Toelichting bij de beleidsartikelen

Artikel 2.1, zesde tot en met achtste lid van de Comptabiliteitswet 2016

Bepalingen

  • Een beleidsartikel wordt opgesteld conform de voorgeschreven modellen (model 1.33, model 1.33f).

  • Een beleidsartikel bevat geen apparaatsuitgaven.

  • Voor Grote Uitvoerende Diensten, die geen agentschap of ZBO zijn, kan een apart beleidsartikel worden opgesteld met instemming van de Minister van Financiën (conform model 1.33f).

  • De begroting bevat per beleidsartikel informatie over de budgetflexibiliteit.

  • Artikel 4.23, eerste lid, van de Algemene Wet Bestuursrecht (Awb) eist dat voor het verlenen van een subsidie een wettelijk voorschrift moet zijn, waarin is geregeld voor welke activiteiten subsidie wordt verstrekt. Uitzondering op deze hoofdregel vormt een subsidie waarvan de subsidieontvanger en het maximum te verstrekken subsidiebedrag in een begrotingswetsvoorstel is opgenomen (artikel 4.23, eerstel lid, derde lid, aanhef en onde c, van de Awb). De begrotingswet (over jaar t, vastgesteld door de Staten-Generaal en inwerking getreden) vormt dan de wettelijke grondslag op basis waarvan het budgetrecht van de Staten-Generaal wordt gerespecteerd. Het geautoriseerde bedrag geldt als maximum (artikel 2.3, vierde lid, van de Comptabiliteitswet 2016).

  • Bij inzet van fiscaleregelingen als instrument van beleid moeten het gebruik, de effecten en de budgettaire consequenties bij het beleidsartikel worden vermeld.
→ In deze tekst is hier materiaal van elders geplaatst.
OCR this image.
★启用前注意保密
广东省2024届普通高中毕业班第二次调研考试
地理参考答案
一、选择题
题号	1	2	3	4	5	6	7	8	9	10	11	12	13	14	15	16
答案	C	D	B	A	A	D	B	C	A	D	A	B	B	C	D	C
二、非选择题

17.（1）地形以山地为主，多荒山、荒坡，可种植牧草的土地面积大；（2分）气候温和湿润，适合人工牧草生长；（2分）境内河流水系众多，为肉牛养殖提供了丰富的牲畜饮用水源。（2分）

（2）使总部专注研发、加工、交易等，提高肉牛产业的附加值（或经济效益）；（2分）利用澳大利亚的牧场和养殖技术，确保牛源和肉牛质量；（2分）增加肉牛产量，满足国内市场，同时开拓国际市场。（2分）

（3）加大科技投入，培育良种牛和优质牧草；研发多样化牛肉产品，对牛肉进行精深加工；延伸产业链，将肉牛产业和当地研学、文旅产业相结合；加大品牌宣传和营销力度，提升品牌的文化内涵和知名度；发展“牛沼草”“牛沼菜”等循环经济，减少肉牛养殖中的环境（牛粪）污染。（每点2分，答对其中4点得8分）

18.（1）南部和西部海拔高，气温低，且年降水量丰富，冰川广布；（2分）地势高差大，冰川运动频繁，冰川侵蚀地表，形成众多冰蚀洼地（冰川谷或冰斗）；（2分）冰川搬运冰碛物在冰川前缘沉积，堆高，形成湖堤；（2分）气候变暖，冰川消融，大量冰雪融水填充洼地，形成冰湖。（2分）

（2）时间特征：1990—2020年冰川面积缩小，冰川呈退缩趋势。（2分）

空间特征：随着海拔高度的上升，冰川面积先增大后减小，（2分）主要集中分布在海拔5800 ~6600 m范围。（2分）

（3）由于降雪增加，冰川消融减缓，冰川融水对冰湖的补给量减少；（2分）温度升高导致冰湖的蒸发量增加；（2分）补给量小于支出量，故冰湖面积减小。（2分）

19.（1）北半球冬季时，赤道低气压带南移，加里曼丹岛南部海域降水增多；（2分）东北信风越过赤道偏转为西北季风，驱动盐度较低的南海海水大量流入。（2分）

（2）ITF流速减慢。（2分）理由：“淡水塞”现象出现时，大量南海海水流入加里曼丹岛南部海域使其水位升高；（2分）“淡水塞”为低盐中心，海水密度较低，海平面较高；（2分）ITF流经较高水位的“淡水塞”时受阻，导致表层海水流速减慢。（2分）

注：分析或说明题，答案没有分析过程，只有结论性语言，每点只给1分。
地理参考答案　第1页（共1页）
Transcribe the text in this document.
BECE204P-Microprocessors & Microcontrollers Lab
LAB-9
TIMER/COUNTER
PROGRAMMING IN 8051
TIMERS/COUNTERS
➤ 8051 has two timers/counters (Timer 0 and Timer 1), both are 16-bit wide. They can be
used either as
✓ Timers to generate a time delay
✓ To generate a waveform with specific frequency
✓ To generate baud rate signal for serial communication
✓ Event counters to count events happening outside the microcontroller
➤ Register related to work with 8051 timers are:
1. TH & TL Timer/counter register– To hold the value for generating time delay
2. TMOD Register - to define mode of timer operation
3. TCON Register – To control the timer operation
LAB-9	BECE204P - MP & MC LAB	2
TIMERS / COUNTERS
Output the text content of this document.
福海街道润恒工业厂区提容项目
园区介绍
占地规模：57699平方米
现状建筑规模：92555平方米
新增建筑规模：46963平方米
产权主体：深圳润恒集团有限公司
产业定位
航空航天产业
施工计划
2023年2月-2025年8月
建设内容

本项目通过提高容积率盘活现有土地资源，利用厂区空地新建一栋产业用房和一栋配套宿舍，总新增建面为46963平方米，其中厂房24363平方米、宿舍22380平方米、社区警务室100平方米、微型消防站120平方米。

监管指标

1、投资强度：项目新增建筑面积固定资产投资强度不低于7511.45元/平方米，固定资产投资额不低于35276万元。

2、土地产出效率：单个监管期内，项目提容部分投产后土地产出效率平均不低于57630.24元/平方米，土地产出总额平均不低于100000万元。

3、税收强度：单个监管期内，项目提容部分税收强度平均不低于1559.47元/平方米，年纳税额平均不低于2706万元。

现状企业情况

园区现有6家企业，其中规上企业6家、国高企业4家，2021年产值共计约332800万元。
  • De niet-financiële informatie in de begroting (begrotingsinformatie) voldoet aan de norm van betrouwbare totstandkoming en is niet strijdig met de financiele begrotingsinformatie (artikelen 1.1 en 3.7 van de Comptabiliteitswet 2016). De niet-financiële informatie in het jaarverslag (verantwoordingsinformatie) of de beleidsinformatie (artikelen 1.1 en 3.9 van de Comptabiliteitswet 2016) voldoet aan de norm van betrouwbare totstandkoming en is niet strijdig met de financiele verantwoordingsinformatie. De norm van betrouwbare totstandkoming van de beleidsinformatie in de begroting en in het jaarverslag houdt in beginsel in dat de informatie afkomstig moet zijn uit ordelijk bijgehouden dossiers, uit een betrouwbare administratie of uit een betrouwbare externe bron van buiten de eigen organisatie. Voor nadere toelichting wordt verwezen naar de memorie van toelichting van artikel 3.7 (Niet-financiële begrotingsadministratie) en artikel 3.9 (Niet-financiële verantwoordingsinformatie) van de Comptabiliteitswet 2016. Niet-financiële informatie vormt de onderbouwing van in de begroting opgenomen budgetten. Dit is relevant voor de Staten-Generaal ter uitoefening van het budgetrecht. Over de kwaliteitseisen kunnen met de Kamers afspraken worden gemaakt, bijvoorbeeld tijdens de begrotingsbehandeling of een start Algemeen Overleg (Brief van de Minister van Financien van 9 maart 2005 (29949/29950, nr.5).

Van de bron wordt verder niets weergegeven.